Pression financière et critique du rythme imposé aux directeurs artistiques

Aujourd'hui, un créateur peut être amené à produire : plusieurs collections principales par an ; des pré-collections ; des collections capsules ; des collaborations ; des défilés ; du contenu permanent pour les réseaux sociaux. Cette cadence laisse très peu de temps pour la recherche ou l'expérimentation.

Selon Walter Van Beirendonck, la créativité a besoin de temps. Lorsqu'on demande à un designer de produire sans interruption, il finit naturellement par recycler des idées ou répondre à des impératifs commerciaux.

WLT défilé des 40 ans juin 2026 Anvers Credits: WLT

Du mercato des directeurs artistiques à la perte d’âme

Ces dernières années, les maisons changent de directeur artistique à une vitesse inédite : Gucci, Chanel, Dior, Balenciaga, Bottega Veneta, Valentino, Loewe, etc. Les créateurs restent parfois seulement deux ou trois ans.

C'est probablement l'un des sujets qui l'agace le plus. Pour lui, cette instabilité empêche une véritable construction artistique.

Il rappelle que des créateurs comme Yves Saint Laurent, Martin Margiela, Rei Kawakubo ou Dries Van Noten ont développé un langage personnel sur plusieurs décennies.

Aujourd'hui, beaucoup n'ont même pas le temps d'installer leur vision avant d'être remplacés. Or la mode devrait surprendre, questionner la société, raconter une histoire, provoquer une émotion et faire avancer la culture.

Il estime qu'une grande partie de l'industrie cherche aujourd'hui à limiter les risques. Les collections deviennent plus consensuelles, plus calibrées, plus facilement consommables. Autrement dit, elles sont moins capables de créer la surprise.

WLT 40e anniversaire Anvers Credits: WLT

Les indépendants jouent le rôle de laboratoire de la mode

Comme l’avait montré l’article que FashionUnited lui avait accordé, Walter Van Beirendonck a toujours travaillé de manière indépendante. Selon lui, c'est dans ces structures que naissent les vraies innovations.

Parce qu'un indépendant peut : prendre des risques ; proposer quelque chose qui ne plaira pas à tout le monde ; défendre une vision personnelle sans devoir séduire immédiatement des millions de consommateurs.

Il considère que beaucoup d'idées lancées par ces petits créateurs sont ensuite récupérées plusieurs années plus tard par les grandes maisons.

Dans ses récentes prises de parole, il adresse un message aux jeunes qui se lancent : la longévité naît d'une identité forte, pas d'une adaptation permanente aux attentes du marché.
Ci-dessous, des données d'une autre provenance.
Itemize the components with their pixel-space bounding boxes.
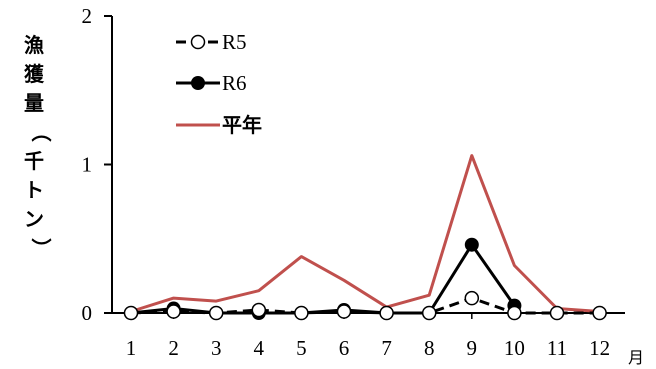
legend-swatch-marker bbox=[191, 76, 205, 90]
x-tick-label: 6 bbox=[339, 336, 350, 360]
y-axis-title-char: ン bbox=[24, 207, 44, 231]
data-point-marker bbox=[123, 305, 139, 321]
x-tick-label: 11 bbox=[547, 336, 567, 360]
y-axis-title-char: 千 bbox=[24, 149, 44, 173]
legend: R5 R6 平年 bbox=[176, 30, 262, 137]
x-tick-label: 12 bbox=[589, 336, 610, 360]
series-average bbox=[130, 154, 600, 313]
data-point-marker bbox=[549, 305, 565, 321]
legend-swatch-marker bbox=[190, 34, 206, 50]
data-point-marker bbox=[208, 305, 224, 321]
y-axis-title-char: 量 bbox=[24, 91, 44, 115]
axis-labels: 月 漁獲量 （ 千トン ） bbox=[24, 33, 644, 367]
data-point-marker bbox=[379, 305, 394, 321]
x-tick-label: 10 bbox=[504, 336, 525, 360]
legend-label: R6 bbox=[222, 71, 247, 95]
series-line bbox=[130, 154, 600, 313]
x-axis-title: 月 bbox=[628, 348, 644, 367]
x-tick-label: 4 bbox=[254, 336, 265, 360]
y-axis-title-char: 漁 bbox=[24, 33, 44, 57]
x-tick-label: 7 bbox=[381, 336, 392, 360]
y-axis-title-char: （ bbox=[29, 122, 53, 142]
y-axis-title-char: 獲 bbox=[24, 62, 45, 86]
data-point-marker bbox=[592, 305, 607, 321]
legend-item: R6 bbox=[176, 71, 247, 95]
data-point-marker bbox=[336, 304, 352, 319]
legend-item: 平年 bbox=[176, 113, 262, 137]
data-point-marker bbox=[294, 305, 309, 321]
x-tick-label: 5 bbox=[296, 336, 307, 360]
x-tick-label: 1 bbox=[126, 336, 137, 360]
legend-label: 平年 bbox=[222, 113, 262, 137]
x-tick-label: 8 bbox=[424, 336, 435, 360]
data-point-marker bbox=[507, 305, 522, 321]
x-tick-label: 3 bbox=[211, 336, 222, 360]
data-point-marker bbox=[421, 305, 437, 321]
y-tick-label: 0 bbox=[82, 301, 93, 325]
series-r5 bbox=[123, 290, 607, 321]
series-r6 bbox=[124, 237, 522, 320]
y-axis-title-char: ） bbox=[29, 238, 53, 258]
y-axis-title-char: ト bbox=[24, 178, 44, 202]
data-point-marker bbox=[464, 237, 479, 252]
x-tick-label: 9 bbox=[467, 336, 478, 360]
series-group bbox=[123, 154, 607, 321]
y-tick-label: 2 bbox=[82, 4, 93, 28]
data-point-marker bbox=[251, 302, 267, 318]
y-tick-label: 1 bbox=[82, 153, 93, 177]
data-point-marker bbox=[464, 290, 480, 306]
legend-item: R5 bbox=[176, 30, 247, 54]
data-point-marker bbox=[166, 304, 181, 319]
legend-label: R5 bbox=[222, 30, 247, 54]
x-tick-label: 2 bbox=[168, 336, 179, 360]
Son message est assez cohérent avec toute sa carrière. Il ne leur dit pas « Cherchez ce qui va marcher », mais plutôt : « Développez votre propre langage ; ne copiez pas les tendances ; restez fidèles à votre vision ; acceptez que le succès puisse prendre du temps ; travaillez énormément. »

WLT 40e anniversairre Anvers Credits: WLT

Résultat : WLT a célébré ses quarante ans à Anvers plutôt qu'à Paris

Son attachement à Anvers, ville où il a construit sa carrière, est notamment dû à son rôle d'enseignant à l'Académie royale des Beaux-Arts.

Pour son défilé anniversaire, le créateur a rouvert ses archives, remontant jusqu'à ses premières créations des années 80, lui qui a toujours cherché à repousser les limites des matières, des imprimés et des techniques, considérant l'expérimentation comme essentielle à son travail.

À travers des silhouettes représentatives de son évolution, il revient sur une carrière faite de hauts et de bas, mais souligne qu'il n'a jamais manqué une seule saison, ce qu'il considère comme une véritable réussite

Sa nouvelle collection marque, selon lui, une évolution vers quelque chose de plus spirituel et plus apaisé, influencée notamment par son intérêt pour l'Inde.